As my bump grew bigger and the start of maternity leave loomed, I began to hear it from acquaintances, friends and strangers:
‘Enjoy every minute’
It was as innocuous as all the other pregnancy small talk, and I didn’t think much of it as they waved me off towards motherhood with those three little words. I certainly wasn’t ‘enjoying every minute’ of pregnancy, but I was really looking forward to meeting the baby and enjoying every minute of this new adventure.
Birth was swift and uncomplicated. Not something I enjoyed every minute of – but a positive experience nonetheless. Euphoria hit before the cord was even cut. This was amazing – I really was enjoying every minute, just like they promised. I was enjoying getting to know this new and mysterious creature; gazing at him; cuddling him; sharing the news. Despite the aches and pains and bleeding, I was even enjoying my post-partum body. I marvelled at what it had just done, and promised never to be critical about its wobbly bits and stretch marks.
This was amazing – I was enjoying every minute.
Twenty four hours later, we were home. Just like that, we’d transformed from a couple to a family. Despite the sleeplessness and bafflement at it all, we were so focused on this new adventure. There was no overtired snappiness, because we were both so dedicated to this new little person. Together, we were putting our all into this, with only love and support for one another. Together, we were enjoying every minute.

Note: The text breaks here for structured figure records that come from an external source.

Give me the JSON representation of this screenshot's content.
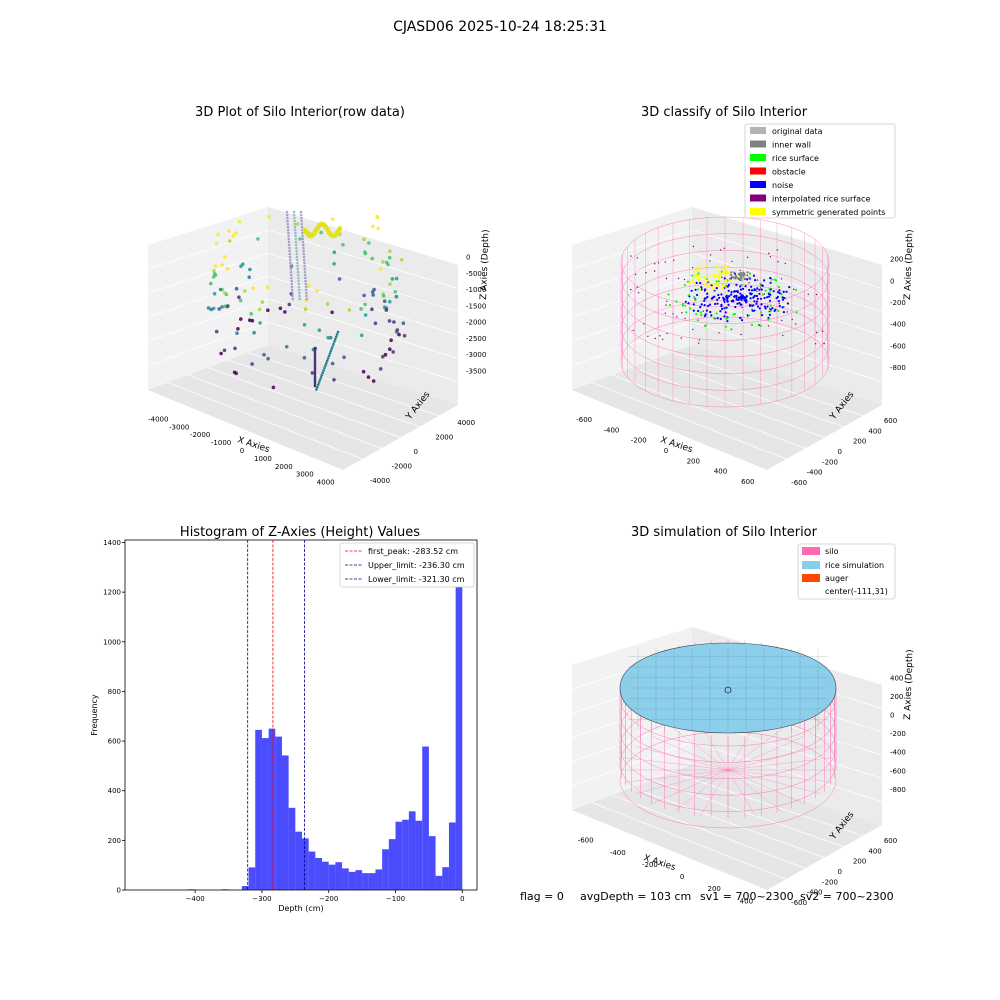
{
  "suptitle": "CJASD06 2025-10-24 18:25:31",
  "footer": {
    "flag": "flag = 0",
    "avg": "avgDepth = 103 cm",
    "sv1": "sv1 = 700~2300",
    "sv2": "sv2 = 700~2300"
  },
  "colors": {
    "hist": "#0000ff",
    "first_peak": "#ff0000",
    "limits": "#00008b",
    "silo": "#ff69b4",
    "rice": "#87ceeb",
    "auger": "#ff4500",
    "original": "#b3b3b3",
    "inner_wall": "#808080",
    "rice_surface": "#00ff00",
    "obstacle": "#ff0000",
    "noise": "#0000ff",
    "interp": "#800080",
    "symmetric": "#ffff00"
  },
  "chart_data": [
    {
      "id": "raw",
      "type": "scatter",
      "title": "3D Plot of Silo Interior(row data)",
      "xlabel": "X Axies",
      "ylabel": "Y Axies",
      "zlabel": "Z Axies (Depth)",
      "xticks": [
        "-4000",
        "-3000",
        "-2000",
        "-1000",
        "0",
        "1000",
        "2000",
        "3000",
        "4000"
      ],
      "yticks": [
        "-4000",
        "-2000",
        "0",
        "2000",
        "4000"
      ],
      "zticks": [
        "0",
        "-500",
        "-1000",
        "-1500",
        "-2000",
        "-2500",
        "-3000",
        "-3500"
      ],
      "xlim": [
        -4500,
        4500
      ],
      "ylim": [
        -4500,
        4500
      ],
      "zlim": [
        -3800,
        200
      ],
      "colormap": "viridis"
    },
    {
      "id": "classify",
      "type": "scatter",
      "title": "3D classify of Silo Interior",
      "xlabel": "X Axies",
      "ylabel": "Y Axies",
      "zlabel": "Z Axies (Depth)",
      "xticks": [
        "-600",
        "-400",
        "-200",
        "0",
        "200",
        "400",
        "600"
      ],
      "yticks": [
        "-600",
        "-400",
        "-200",
        "0",
        "200",
        "400",
        "600"
      ],
      "zticks": [
        "200",
        "0",
        "-200",
        "-400",
        "-600",
        "-800"
      ],
      "xlim": [
        -700,
        650
      ],
      "ylim": [
        -700,
        650
      ],
      "zlim": [
        -900,
        300
      ],
      "legend_position": "top-right",
      "legend": [
        "original data",
        "inner wall",
        "rice surface",
        "obstacle",
        "noise",
        "interpolated rice surface",
        "symmetric generated points"
      ]
    },
    {
      "id": "hist",
      "type": "bar",
      "title": "Histogram of Z-Axies (Height) Values",
      "xlabel": "Depth (cm)",
      "ylabel": "Frequency",
      "xlim": [
        -505,
        22
      ],
      "ylim": [
        0,
        1410
      ],
      "xticks": [
        -400,
        -300,
        -200,
        -100,
        0
      ],
      "yticks": [
        0,
        200,
        400,
        600,
        800,
        1000,
        1200,
        1400
      ],
      "bin_width": 10,
      "bin_starts": [
        -410,
        -360,
        -330,
        -320,
        -310,
        -300,
        -290,
        -280,
        -270,
        -260,
        -250,
        -240,
        -230,
        -220,
        -210,
        -200,
        -190,
        -180,
        -170,
        -160,
        -150,
        -140,
        -130,
        -120,
        -110,
        -100,
        -90,
        -80,
        -70,
        -60,
        -50,
        -40,
        -30,
        -20,
        -10
      ],
      "values": [
        3,
        3,
        16,
        91,
        645,
        612,
        650,
        618,
        542,
        331,
        235,
        208,
        155,
        129,
        114,
        102,
        112,
        87,
        73,
        80,
        68,
        68,
        83,
        164,
        205,
        275,
        283,
        317,
        279,
        578,
        217,
        57,
        92,
        272,
        1335
      ],
      "lines": [
        {
          "name": "first_peak: -283.52 cm",
          "x": -283.52,
          "color_key": "first_peak"
        },
        {
          "name": "Upper_limit: -236.30 cm",
          "x": -236.3,
          "color_key": "limits"
        },
        {
          "name": "Lower_limit: -321.30 cm",
          "x": -321.3,
          "color_key": "limits"
        }
      ],
      "legend_position": "top-right"
    },
    {
      "id": "sim",
      "type": "surface",
      "title": "3D simulation of Silo Interior",
      "xlabel": "X Axies",
      "ylabel": "Y Axies",
      "zlabel": "Z Axies (Depth)",
      "xticks": [
        "-600",
        "-400",
        "-200",
        "0",
        "200",
        "400"
      ],
      "yticks": [
        "-600",
        "-400",
        "-200",
        "0",
        "200",
        "400",
        "600"
      ],
      "zticks": [
        "400",
        "200",
        "0",
        "-200",
        "-400",
        "-600",
        "-800"
      ],
      "xlim": [
        -750,
        600
      ],
      "ylim": [
        -700,
        650
      ],
      "zlim": [
        -900,
        450
      ],
      "legend_position": "top-right",
      "legend": [
        "silo",
        "rice simulation",
        "auger",
        "center(-111,31)"
      ]
    }
  ]
}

The euphoria continued. Days and nights blurred into one and we were enjoying every minute of this wonderful journey. We took the baby to cafes, parties, bars and restaurants. Life was carrying on as normal, we told ourselves – but with the added bonus of strangers’ admiring gazes everywhere we went.
Then Day 4 hit. The day I’d been warned me about. Everything ached. I lay on the floor and cried. How could I be simultaneously this sore, all over? Didn’t my body know I was meant to be enjoying every minute?
I was meant to be keeping up with my old life, whilst embracing my new one.
I was meant to be brilliant at this, because everyone said I would be.
But anxiety was creeping in. What if the baby fell out of the sling while I hung out washing? What if I lost control of the pram at the traffic lights? What if I fell down the stairs and this precious bundle tumbled out of my arms?
Exhaustion gave way to snappiness, inevitably. What if we’d traumatised the baby forever by rowing about who was more tired? What if he thought I wasn’t up to being his mum because I’d cried into his soft little head while he slept? What if he’d somehow read my mind on that one occasion when I internally whispered ‘Go to sleep, you horrible little baby’?
The ‘enjoy every minute’ well-wishers had tricked me. It turned out that life with a newborn involved a lot of minutes of feeling guilty, or worried, or lonely. Of course there were many minutes to enjoy; but not every one of them.
I enjoyed a lot of the minutes of the baby groups – but not the ones where I felt alone in a crowd.
I enjoyed a lot of the minutes of breastfeeding – but not the ones where I resented being the sole feeder.
I enjoyed a lot of the minutes of our new family life – but not the ones where I felt we were just doing a job together, instead of having a relationship.
I enjoyed a lot of the minutes of going out with the baby – but not the ones where he screamed every time he was put in the pram and well-meaning strangers said ‘someone’s tired’ (yes, me!), or asked if he was ‘good’ and sleeping through the night.
In the early days, those three little words became so big.
I enjoyed so many minutes of getting to know this whole new person. But I wish I hadn’t wasted so many minutes trying to enjoy them all.
Now I have a toddler who seems to enjoy (almost) every minute – especially the ones spent in muddy puddles, or rearranging the shoe cupboard, or spotting a bus. He’s showing me that living in these minutes is the secret to enjoying them.